Track 3 is going to be taking on a good ambitious book and getting through it in the last four weeks of the eight weeks, but I want you to have a day where you’re planning to read 300 pages towards the end of August, so also please identify that day and start planning.
the full eight-week plan, if you want to see it at a glance
Here is my plan for the full eight weeks, so you can see what we’re up to. But this doesn’t include enrichments and add-ons :-):
A few notes:
‘Daily’ is how many minutes to read that day — do it in one go, or split it: “10 + 15” means a 10-minute and a 15-minute session.
‘Daily’ means most days of the week — aim for every day but at the same time let’s not stress about it if you miss a day here or there.
Repeat any week as many times as you like before moving on.
The 24-hour read can be done in one delicious day, or split across, e.g., an afternoon, an evening, and the following morning.
Track 1 is JUST daily reading. Tracks 2 and 3 add 2–3 longer reads a week on top.
Track 1 - easing in
Week 1: 10 min a day — 5 + 5, or in one go
Week 2: 12 min a day — 6 + 6, or in one go
Week 3: 15 min a day — split, or in one go
Week 4: 15 min a day — in one go
Week 5: 20 min a day — 10 + 10, or in one go
Week 6: 25 min a day — 10 + 15, or in one go
Week 7: 25 min a day — 10 + 15, or in one go
Week 8: 30 min a day — 15 + 15, or in one go
Celebrate your progress: finish a 150-page book this week (should be easy at 30 mins reading a day)

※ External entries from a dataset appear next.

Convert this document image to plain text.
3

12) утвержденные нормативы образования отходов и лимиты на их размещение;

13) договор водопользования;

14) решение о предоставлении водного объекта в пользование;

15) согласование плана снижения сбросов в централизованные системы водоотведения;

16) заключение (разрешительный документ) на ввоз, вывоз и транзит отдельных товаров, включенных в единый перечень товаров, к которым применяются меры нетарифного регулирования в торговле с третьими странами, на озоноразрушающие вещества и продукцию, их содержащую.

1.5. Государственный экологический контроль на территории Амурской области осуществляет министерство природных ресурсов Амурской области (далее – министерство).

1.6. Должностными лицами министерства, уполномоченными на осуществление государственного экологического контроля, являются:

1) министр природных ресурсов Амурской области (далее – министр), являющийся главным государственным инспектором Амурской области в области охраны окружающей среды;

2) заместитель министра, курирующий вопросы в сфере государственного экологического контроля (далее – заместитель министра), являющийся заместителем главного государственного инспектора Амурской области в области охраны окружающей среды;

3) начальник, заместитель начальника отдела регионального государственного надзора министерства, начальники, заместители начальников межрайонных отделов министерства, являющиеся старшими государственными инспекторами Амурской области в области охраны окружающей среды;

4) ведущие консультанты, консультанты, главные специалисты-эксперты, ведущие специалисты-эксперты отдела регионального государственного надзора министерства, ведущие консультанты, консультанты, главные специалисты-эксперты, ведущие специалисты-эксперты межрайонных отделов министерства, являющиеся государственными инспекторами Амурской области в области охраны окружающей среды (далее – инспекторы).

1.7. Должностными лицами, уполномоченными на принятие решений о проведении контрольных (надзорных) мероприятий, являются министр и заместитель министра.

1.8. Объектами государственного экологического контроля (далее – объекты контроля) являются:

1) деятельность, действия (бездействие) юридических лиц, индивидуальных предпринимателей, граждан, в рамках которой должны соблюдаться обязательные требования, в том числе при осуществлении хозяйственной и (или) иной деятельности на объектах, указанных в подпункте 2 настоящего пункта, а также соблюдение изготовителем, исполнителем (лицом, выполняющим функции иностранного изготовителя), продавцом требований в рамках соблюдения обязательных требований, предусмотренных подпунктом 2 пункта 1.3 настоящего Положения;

Track 2: building a reading habit
Week 1: 10 min a day — 5 + 5, or in one go
Week 2: 15 min a day — in one go + 1 longer read during the week: 30 min
Week 3: 20 min a day — 15 + 5 + 1 longer read during the week: 45 min
Week 4: 20 min a day — in one go + 2 longer reads during the week: 25 & 45 min
Week 5: 25 min a day — 10 + 15, or in one go + 2 longer reads during the week: 30 & 45 min
Week 6: 25 min a day — 10 + 15, or in one go + 2 longer reads during the week: 35 & 60 min
Week 7: 30 min a day — in one go + 2 longer reads during the week: 45 & 60 min
Week 8: 30 min a day — in one go + 2 longer reads during the week: 60 min × 2
Celebrate your progress: read a 150–250-page book across 24 hrs - could be one afternoon/evening and then the following morning
Track 3 - deep reading
Week 1: 10 min a day — in one go
Week 2: 15 min a day+ 2 longer reads during the week: 30 & 45 min
Week 3: 25 min a day + 2 longer reads during the week: 45 & 45 min
Week 4: 30 min a day + 2 longer reads during the week: 45 & 60 min
Week 5: 35 min a day + 3 longer reads during the week: 45m x 3
Week 6: 45 min a day + 3 longer reads: 45m, 60m, 90m
Week 7: 60 min a day + 2 longer reads: 90 & 90 min
Week 8: 60 min a day + 2 longer reads: 90 min & 2 hrs
Celebrate your progress: read 300 pages in 24 hrs - could be one afternoon/evening and then the following morning
Right! Stop reading this now and go and read something proper. Do five minutes right now, and then five minutes a bit later on today and then you’re DONE for today. Well done.
People who bounce off traditional Couch to 5k and ask for recommendations on running forums often get directed to the ZR version!




Actually I find watching a 2 hr movie far more daunting Will have to modify and work up to that. I am better at reading than watching. But I do need structure and consistency to read books not scrolling. Substack is wonderful but addictive
Thank you Naomi, I’m so ready for this! Absolutely must recommend Monsieur Ibrahim and the Flowers of the Koran by Éric-Emmanuel Schmitt for reading in one day.